Allen brought 83 men. Benedict Arnold, who had received an official commission from Connecticut to take the fort, arrived and demanded joint command. Allen's men refused to follow anyone else. Arnold swallowed his pride and marched alongside Allen at the front.

Victory Without a Shot

At dawn, the sentries were dozing. Allen and his men scaled the walls and poured into the fort. Allen strode to the commander's quarters and kicked the door open, bellowing:

"In the name of the Great Jehovah and the Continental Congress!"

The British commander, still in his nightclothes, had no choice but to surrender. All 48 British soldiers became prisoners without a single musket being fired. No one was wounded. No one died. It was one of the cleanest military victories in the history of warfare.

83 Cannons, 480 Kilometers

The true value of those cannons would not become clear for months.

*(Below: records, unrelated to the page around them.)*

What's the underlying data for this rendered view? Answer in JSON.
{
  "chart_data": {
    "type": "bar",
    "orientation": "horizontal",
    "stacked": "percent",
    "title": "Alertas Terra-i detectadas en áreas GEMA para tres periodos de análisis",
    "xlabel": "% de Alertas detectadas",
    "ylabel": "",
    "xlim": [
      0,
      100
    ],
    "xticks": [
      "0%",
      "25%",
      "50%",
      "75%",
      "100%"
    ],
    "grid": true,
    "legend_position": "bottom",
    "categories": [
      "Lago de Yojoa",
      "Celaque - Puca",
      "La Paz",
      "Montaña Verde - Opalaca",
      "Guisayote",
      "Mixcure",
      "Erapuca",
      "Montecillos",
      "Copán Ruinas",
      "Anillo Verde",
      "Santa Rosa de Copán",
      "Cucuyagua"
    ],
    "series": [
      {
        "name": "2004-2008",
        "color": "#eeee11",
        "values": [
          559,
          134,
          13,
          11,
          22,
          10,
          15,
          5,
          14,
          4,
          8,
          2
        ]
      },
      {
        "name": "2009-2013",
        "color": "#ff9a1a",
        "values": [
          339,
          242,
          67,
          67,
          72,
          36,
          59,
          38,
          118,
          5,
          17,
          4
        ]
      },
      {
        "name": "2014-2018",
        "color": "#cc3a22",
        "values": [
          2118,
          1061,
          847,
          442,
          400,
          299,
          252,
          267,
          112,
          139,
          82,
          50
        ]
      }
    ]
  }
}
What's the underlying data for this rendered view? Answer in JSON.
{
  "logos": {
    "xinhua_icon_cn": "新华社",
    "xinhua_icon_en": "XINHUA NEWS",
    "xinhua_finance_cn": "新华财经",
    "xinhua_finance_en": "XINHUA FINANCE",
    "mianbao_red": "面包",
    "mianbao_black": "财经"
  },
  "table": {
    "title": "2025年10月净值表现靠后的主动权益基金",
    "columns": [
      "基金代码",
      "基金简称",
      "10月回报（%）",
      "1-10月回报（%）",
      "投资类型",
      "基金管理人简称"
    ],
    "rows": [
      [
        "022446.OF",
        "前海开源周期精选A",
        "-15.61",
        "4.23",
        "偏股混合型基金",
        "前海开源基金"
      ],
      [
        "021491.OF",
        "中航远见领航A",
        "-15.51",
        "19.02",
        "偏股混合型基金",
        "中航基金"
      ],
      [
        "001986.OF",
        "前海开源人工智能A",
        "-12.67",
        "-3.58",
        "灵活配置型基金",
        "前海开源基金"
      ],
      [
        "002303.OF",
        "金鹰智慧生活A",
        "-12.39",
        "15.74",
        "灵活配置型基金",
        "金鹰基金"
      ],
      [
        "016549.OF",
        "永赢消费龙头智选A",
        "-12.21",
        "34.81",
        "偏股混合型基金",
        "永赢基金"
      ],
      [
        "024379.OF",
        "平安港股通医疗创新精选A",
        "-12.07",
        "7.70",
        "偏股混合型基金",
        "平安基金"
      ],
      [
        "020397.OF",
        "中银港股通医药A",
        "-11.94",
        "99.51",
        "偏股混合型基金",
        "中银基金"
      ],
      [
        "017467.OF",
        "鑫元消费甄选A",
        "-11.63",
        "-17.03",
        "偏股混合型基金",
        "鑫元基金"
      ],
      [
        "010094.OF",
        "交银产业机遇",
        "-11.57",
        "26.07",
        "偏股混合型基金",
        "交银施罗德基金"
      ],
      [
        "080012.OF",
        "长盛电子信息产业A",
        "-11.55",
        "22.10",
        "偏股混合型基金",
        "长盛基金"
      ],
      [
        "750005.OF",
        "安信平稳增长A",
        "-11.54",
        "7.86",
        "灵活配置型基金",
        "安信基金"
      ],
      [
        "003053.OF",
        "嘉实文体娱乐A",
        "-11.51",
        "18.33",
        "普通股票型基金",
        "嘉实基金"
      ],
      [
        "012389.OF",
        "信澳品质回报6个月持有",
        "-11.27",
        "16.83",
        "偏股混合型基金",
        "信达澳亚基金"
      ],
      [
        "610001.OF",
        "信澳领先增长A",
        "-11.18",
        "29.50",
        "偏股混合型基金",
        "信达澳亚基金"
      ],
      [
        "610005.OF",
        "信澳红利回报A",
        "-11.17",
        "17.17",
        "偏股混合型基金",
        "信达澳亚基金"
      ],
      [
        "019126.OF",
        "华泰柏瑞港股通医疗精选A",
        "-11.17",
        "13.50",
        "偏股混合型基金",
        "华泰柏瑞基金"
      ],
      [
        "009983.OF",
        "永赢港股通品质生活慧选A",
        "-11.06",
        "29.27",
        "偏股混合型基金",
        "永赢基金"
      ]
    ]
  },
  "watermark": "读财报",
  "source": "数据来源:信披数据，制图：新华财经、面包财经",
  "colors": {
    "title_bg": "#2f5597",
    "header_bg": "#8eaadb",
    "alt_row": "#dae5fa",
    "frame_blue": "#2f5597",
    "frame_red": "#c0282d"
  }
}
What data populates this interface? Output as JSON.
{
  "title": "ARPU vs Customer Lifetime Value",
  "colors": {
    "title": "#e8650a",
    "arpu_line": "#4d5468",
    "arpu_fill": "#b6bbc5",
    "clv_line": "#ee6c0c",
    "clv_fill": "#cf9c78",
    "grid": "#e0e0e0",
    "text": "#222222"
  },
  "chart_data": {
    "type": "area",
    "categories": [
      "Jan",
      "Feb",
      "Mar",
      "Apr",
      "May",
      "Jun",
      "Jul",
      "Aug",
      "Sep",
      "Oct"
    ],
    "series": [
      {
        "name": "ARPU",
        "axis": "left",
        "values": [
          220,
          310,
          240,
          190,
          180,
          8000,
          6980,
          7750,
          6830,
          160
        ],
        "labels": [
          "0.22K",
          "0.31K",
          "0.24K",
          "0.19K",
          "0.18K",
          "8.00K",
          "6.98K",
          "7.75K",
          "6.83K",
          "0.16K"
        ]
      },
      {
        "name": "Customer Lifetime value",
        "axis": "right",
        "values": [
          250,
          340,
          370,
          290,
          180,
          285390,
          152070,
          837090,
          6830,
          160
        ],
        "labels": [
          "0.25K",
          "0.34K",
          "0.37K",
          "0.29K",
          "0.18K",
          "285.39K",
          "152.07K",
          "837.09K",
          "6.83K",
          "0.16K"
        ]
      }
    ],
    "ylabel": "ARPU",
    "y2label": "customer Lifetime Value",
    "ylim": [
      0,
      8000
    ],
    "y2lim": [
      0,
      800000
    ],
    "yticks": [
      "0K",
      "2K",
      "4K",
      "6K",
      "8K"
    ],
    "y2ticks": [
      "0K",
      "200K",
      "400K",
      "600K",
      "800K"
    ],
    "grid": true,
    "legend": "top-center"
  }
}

When winter arrived, a 25-year-old artillery officer named Henry Knox was tasked with the near-impossible job of hauling them 480 kilometers overland to Boston. Across frozen lakes, through mountain passes, and over rivers — Knox and his men dragged the guns south on ox-drawn sleds.

By March 1776, those cannons sat on Dorchester Heights overlooking Boston Harbor. The British, suddenly staring down the barrels of their own artillery, evacuated the city. The weapons that freed Boston had been sleeping in a forgotten fort on Lake Champlain.

The First Offensive Action

Lexington and Concord had been defensive — the British came to the colonists. Ticonderoga was different. This was a raid planned and executed by Americans on their own initiative. It was not resistance; it was an act of war.

On the morning of May 10, eighty-three militiamen stole a fort, and the cannons inside that fort changed the course of the Revolution. Sometimes the biggest turning points begin with the smallest forces — a few dozen men, a couple of boats, and the nerve to act before dawn.